Right now, we’re in prime foodtime. For most Americans, the days leading up to Thanksgiving all the way through Christmas are filled with preparation for feasts, large gatherings, epic gingerbread creations, family recipes revived, classic side dishes, and an ungodly amount of butter. (Or if you’re vegan, an ungodly amount of coconut oil-based spread.) At New Thinking, we’ve already featured a healthy dose of food-inspired fodder, from Nick Slater’s musings on the therapeutic joys of cooking for one to Mark Chandley’s advice on eating for health, and we’re likely to see a few more alimentary articles before the year’s out. As a seasoned kitchen dabbler, I can’t resist making my own addition to our culinary conversation.

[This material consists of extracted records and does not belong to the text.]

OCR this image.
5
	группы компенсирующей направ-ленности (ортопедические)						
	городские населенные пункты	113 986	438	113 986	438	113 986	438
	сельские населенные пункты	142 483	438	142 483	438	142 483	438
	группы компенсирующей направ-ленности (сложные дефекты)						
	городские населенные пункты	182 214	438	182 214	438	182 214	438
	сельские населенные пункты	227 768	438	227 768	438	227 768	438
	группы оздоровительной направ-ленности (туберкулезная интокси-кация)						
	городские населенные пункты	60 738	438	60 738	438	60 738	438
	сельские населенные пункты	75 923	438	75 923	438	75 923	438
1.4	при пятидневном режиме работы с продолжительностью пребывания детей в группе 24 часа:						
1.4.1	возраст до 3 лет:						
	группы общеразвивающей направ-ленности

As the aforementioned articles prove, food is a complex part of human life. It’s part biological necessity, part cultural artifact, part psychological totem. We can use food as medicine or fuel, as an elevated art form, or a tool for emotionally-motivated self-harm—just ask anyone who’s eaten late-night Taco Bell. What food means to us depends on how and where we were raised, our beliefs and traditions connected to it, and, of course, individual personal preferences.
For me, I’ve long held the belief that Food = Love. This was the motto of Terrace, my eating club during college, but it worked as a general ethos for me both well before and long after I graduated. (Note that, as a home to creative, weed-smoking types likely to have the munchies, the food at Terrace was consistently excellent, and it was a place where I always felt well-loved.)
The love that springs from the kitchen was a concept ingrained in me from the earliest age. Every Saturday, my sister and I would wake up to make scratch pancakes under my father’s supervision, each of us wearing a floppy chef’s hat. (We have home video footage of my sister perfectly cracking an egg with one hand at age three—only to dump the entire shell into the batter afterwards.) Mom and Dad would take turns cooking, and as kids, we were always invited to spectate or participate from around the butcher block. It was a family affair, and food became a love language I speak fluently.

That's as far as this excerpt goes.